1-9 中 卯月はエッチコンロを点火したい
高校の合格発表日だったが、私は家を出ることも着替えることもせずに、パジャマのまま布団に刺さっていた。
今年の合格発表は、新型コロナウイルスの影響で学校前に受験番号の張り出しはせず、ホームページ上で確認することとなったらしい。なので、わざわざ布団から出ずともこの場で合否を確認できるのである。
「あった」
スマホで高校のホームページを開き、そこに自分の受験番号が載っていることを確認する。

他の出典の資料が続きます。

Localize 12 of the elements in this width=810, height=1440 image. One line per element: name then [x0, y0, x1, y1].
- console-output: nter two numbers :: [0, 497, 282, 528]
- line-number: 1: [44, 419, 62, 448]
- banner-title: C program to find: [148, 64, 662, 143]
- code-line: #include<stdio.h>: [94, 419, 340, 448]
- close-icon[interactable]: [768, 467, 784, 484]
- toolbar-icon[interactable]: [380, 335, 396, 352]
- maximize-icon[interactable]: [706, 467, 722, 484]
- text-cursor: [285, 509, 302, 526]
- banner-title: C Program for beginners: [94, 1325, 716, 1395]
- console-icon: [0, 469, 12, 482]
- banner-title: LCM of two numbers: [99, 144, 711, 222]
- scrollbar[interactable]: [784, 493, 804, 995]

私が受験した高校は受ければ受かるような田舎の公立校なので、特に何の感慨もない。むしろ落ちる方が難しいのである。
「……これで良かったんかな」
自分の進路に一抹の不安を覚える。
私の成績なら、この町を出ることにはなるが、寮付きでもっと偏差値の高い高校に入ることもできると中学の担任からは言われていた。
その学校のパンフレットを見せてもらったこともあるのだが……。
「いやいやいや、寮生活……相部屋……絶対無理……」
私は純度の高いぼっち気質だ。他人と同じ空気を吸っていると、それだけでじわじわとHPが削られてくるのだ。
そんな私が自室に一人でいる時間を失うと、息苦しすぎて死んでしまうだろうということで、そっちの道は断念した。
しかし、こっちの道も、それはそれで茨の道である。
ド田舎ゆえに九割以上が中学も同じ地元民であり、高校に上がった段階ですでにコミュニティが形成されている可能性が極めて高い。
ということは、だ。
わ、私はまた……こ、高校でもぼっち生活を送ることになるんじゃ……。
私は一人の時間がないと生きられない気質の人間ではあるが、好き好んでそんな風になったわけではない。可能ならば、青春というものを謳歌したいのである。
「やべぇよ……このまま入学したら、ぼっちコンロ点火しちゃうよ……」
ぼっちコンロ点火!!
ぼちちちちちちちちちち!!
脳内を、コンロが点火する謎映像が駆け抜けていく。
「いやだぁぁぁ! 私は高校デビューして! 逆ハーレム形成して! エッチコンロを点火するんじゃああああ!」
私はしばらくの間、ベッドの上でジタバタともがき苦しんだ。そして意を決する。
こうしちゃいられない!
スタートダッシュで差をつけろ!
入学前に素敵な出会いを見つけて、彼氏持ち非処女のスクールカースト上位勢として高校生活をスタートさせるんじゃい!
私は布団からシュバっと飛び出すとパジャマをバッと脱ぎ捨て、シュバババっとオシャレ(当社比)な服に着替え、髪を梳かしてから家を出たのであった。